📝 W02-W03 Formative Exercise

Enhancing Your ASCOR API with FastAPI and Pydantic Models

Author
Published

28 January 2025

🥅 Learning Goals
By the end of this exercise, you should be able to: i) implement data validation using Pydantic models, ii) structure API responses hierarchically, iii) use FastAPI’s automatic documentation features effectively, and iv) follow industry-standard Git practices for collaborative development.
Image created with the AI embedded in MS Designer using the prompt 'abstract green and blue icon depicting the advanced stages of data wrangling, API design, and scalable pipelines for sustainability-focused data engineering.'

Last updated: 29 January 2025, 11:30

📣 A quick update from our teaching team:

We have discussed internally and decided to give everyone more time to practice with APIs and GitFlow. Here are some of our key decisions:

  • 🗓️ We’re extending the formative deadline to Thursday, February 7th. (I, Jon, will still give you feedback this week if you manage to follow the Pull Request instructions)
  • We’ll revisit the concepts of APIs in both the 🗣️ W03 Lecture and 💻 W03 Lab - you won’t want to miss these!
  • 📓 I’ll update the syllabus to reflect these changes soon.

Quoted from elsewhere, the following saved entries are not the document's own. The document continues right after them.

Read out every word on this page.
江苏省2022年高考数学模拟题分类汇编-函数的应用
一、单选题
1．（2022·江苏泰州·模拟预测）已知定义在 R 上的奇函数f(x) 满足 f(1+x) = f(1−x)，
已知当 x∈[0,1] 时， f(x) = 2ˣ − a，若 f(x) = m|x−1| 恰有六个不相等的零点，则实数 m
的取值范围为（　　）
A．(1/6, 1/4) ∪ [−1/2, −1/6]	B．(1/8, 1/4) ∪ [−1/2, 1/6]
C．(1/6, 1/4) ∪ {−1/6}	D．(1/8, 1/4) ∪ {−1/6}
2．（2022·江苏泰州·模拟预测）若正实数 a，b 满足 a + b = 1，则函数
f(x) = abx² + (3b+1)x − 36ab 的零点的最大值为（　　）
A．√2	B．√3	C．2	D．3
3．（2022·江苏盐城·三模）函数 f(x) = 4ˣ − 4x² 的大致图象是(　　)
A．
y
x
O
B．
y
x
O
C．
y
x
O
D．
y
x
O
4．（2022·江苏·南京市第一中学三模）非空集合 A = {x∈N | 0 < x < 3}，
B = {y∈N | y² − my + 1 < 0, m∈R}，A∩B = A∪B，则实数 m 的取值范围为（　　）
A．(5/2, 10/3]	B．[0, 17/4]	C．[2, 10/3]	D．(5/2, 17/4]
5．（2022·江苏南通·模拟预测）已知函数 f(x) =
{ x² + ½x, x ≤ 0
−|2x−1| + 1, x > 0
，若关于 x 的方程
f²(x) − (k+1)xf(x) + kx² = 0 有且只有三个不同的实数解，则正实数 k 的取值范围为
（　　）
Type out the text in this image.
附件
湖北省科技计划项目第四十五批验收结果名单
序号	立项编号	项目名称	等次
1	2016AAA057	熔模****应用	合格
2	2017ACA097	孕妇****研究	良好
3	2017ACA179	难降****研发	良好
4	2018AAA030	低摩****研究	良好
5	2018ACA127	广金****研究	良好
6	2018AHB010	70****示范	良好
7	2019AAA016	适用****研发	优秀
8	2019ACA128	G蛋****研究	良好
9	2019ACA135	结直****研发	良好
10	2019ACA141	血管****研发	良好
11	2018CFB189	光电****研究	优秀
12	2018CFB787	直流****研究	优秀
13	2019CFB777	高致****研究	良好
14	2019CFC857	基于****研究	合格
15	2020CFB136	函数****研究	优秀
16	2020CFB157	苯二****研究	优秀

A small request: Try to work on this formative before our next lecture - it’ll help you get much more out of our discussions!

⏳ Duration

This exercise extends your W02 Lab work and should take about 2 hours to complete.

Deadline: Thursday, 6 February 2025, 20:00 GMT.

Objective

Building on the ASCOR API endpoint from the W02 Lab, you’ll implement data validation and structured responses using Pydantic models. The best solution to the challenge at the bottom will win a DSI water bottle 🎉

We’ll evaluate solutions based on:

  • Clean, well-documented code
  • Effective use of Pydantic models
  • Proper handling of data hierarchy
  • Clear Git commit history

These criteria mirror the upcoming summative assessment requirements.

📋 Preparation

Let’s make sure you’re ready:

  1. Your W02 Lab endpoint should be working and returning data like this:

    {
        "country": "United Kingdom",
        "assessment_year": 2024,
        "EP.1": "Partial",
        "EP.2": "Partial",
        "EP.3": "Partial",
        "CP.1": "Yes",
        "CP.2": "Partial",
        "CP.3": "No",
        "CP.4": "Partial",
        "CP.5": "Yes",
        "CP.6": "Partial",
        "CF.1": "No",
        "CF.2": "Exempt",
        "CF.3": "Yes",
        "CF.4": "",
    }
  2. If your endpoint isn’t quite working yet, use the model solution provided by your class teacher or ask a question on the #help channel on Slack - we’ll help you get set up!

Task Structure

1️⃣ Your First Pydantic Model (30 min)

Let’s start simple! Just follow the steps below to learn how to convert our dictionary response into a structured Pydantic model.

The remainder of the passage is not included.